Preparing for a Specialist Event

By: Jonathan Downie    Date: August 23, 2016

Yes, I know, every event is special. Like fingerprints or snowflakes, no two are exactly the same. Yet there are some events that, by their size or their scope or simply due to those who will attend, get marked out as different and need special care.


This week, I have one of those. I have an interpreting shift at a very special summit to cover the work of a very special guest. While I can’t say any more than that about the event itself or the guest, I can let you into the secrets of preparing for events that are outside of the norm.


I will assume that you already know about preparing to add value to clients, if not, go read the relevant posts. With that in mind, preparation follows a familiar trajectory, at least initially. Read the event publicity, understand the impact of your work, and know what success will look like in the eyes of your client.


From there, you can add on preparation that is catered to the differences between your event and others. In my case, I have to get to know the special guest, understand which parts of their work are likely to come up and then practice the procedures that I will need to use to handle the specific way they will be presented.


This means doing research like a superfan, thinking like an MC and practising putting myself in the shoes of the client and the audience.
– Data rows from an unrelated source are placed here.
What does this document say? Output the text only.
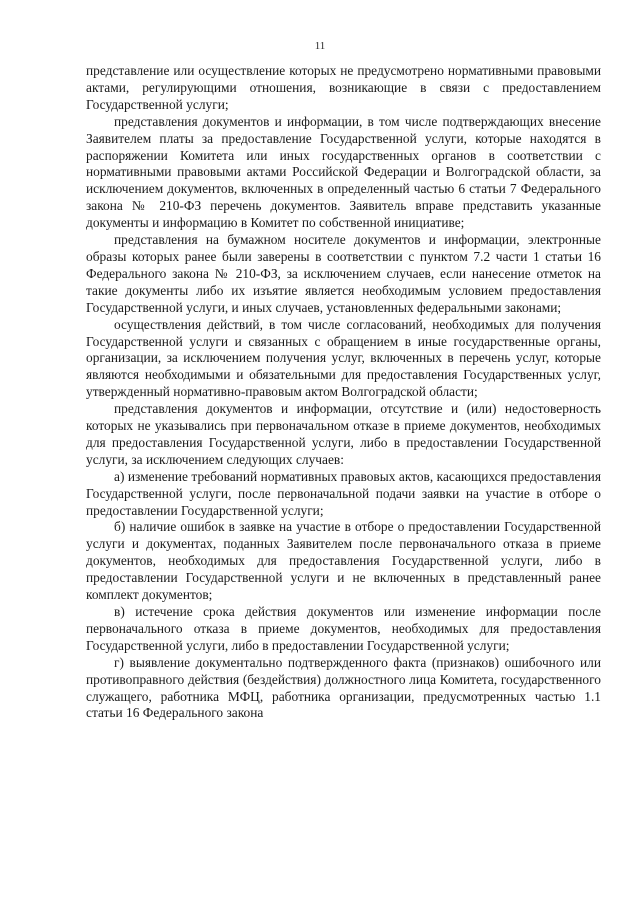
11

представление или осуществление которых не предусмотрено нормативными правовыми актами, регулирующими отношения, возникающие в связи с предоставлением Государственной услуги;

представления документов и информации, в том числе подтверждающих внесение Заявителем платы за предоставление Государственной услуги, которые находятся в распоряжении Комитета или иных государственных органов в соответствии с нормативными правовыми актами Российской Федерации и Волгоградской области, за исключением документов, включенных в определенный частью 6 статьи 7 Федерального закона № 210-ФЗ перечень документов. Заявитель вправе представить указанные документы и информацию в Комитет по собственной инициативе;

представления на бумажном носителе документов и информации, электронные образы которых ранее были заверены в соответствии с пунктом 7.2 части 1 статьи 16 Федерального закона № 210-ФЗ, за исключением случаев, если нанесение отметок на такие документы либо их изъятие является необходимым условием предоставления Государственной услуги, и иных случаев, установленных федеральными законами;

осуществления действий, в том числе согласований, необходимых для получения Государственной услуги и связанных с обращением в иные государственные органы, организации, за исключением получения услуг, включенных в перечень услуг, которые являются необходимыми и обязательными для предоставления Государственных услуг, утвержденный нормативно-правовым актом Волгоградской области;

представления документов и информации, отсутствие и (или) недостоверность которых не указывались при первоначальном отказе в приеме документов, необходимых для предоставления Государственной услуги, либо в предоставлении Государственной услуги, за исключением следующих случаев:

а) изменение требований нормативных правовых актов, касающихся предоставления Государственной услуги, после первоначальной подачи заявки на участие в отборе о предоставлении Государственной услуги;

б) наличие ошибок в заявке на участие в отборе о предоставлении Государственной услуги и документах, поданных Заявителем после первоначального отказа в приеме документов, необходимых для предоставления Государственной услуги, либо в предоставлении Государственной услуги и не включенных в представленный ранее комплект документов;

в) истечение срока действия документов или изменение информации после первоначального отказа в приеме документов, необходимых для предоставления Государственной услуги, либо в предоставлении Государственной услуги;

г) выявление документально подтвержденного факта (признаков) ошибочного или противоправного действия (бездействия) должностного лица Комитета, государственного служащего, работника МФЦ, работника организации, предусмотренных частью 1.1 статьи 16 Федерального закона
Ideally, I would like to find videos of other interpreters handling similar situations, especially with the same guest. In this case, I will need to think laterally and look for interpreters handling similar problems in other settings. If I were interpreting at a journalistic interview, for example, I would look at not just interpreted interviews but press conferences too. If it were the launch of a snazzy new product by the CEO of a leading company, I would not just look for that company but for how interpreters handled the work of their competitors.


Working at specialist events means taking your existing skills up one more level. It’s a challenge but it’s a challenge I enjoy. What about you? How do you handle specialist events?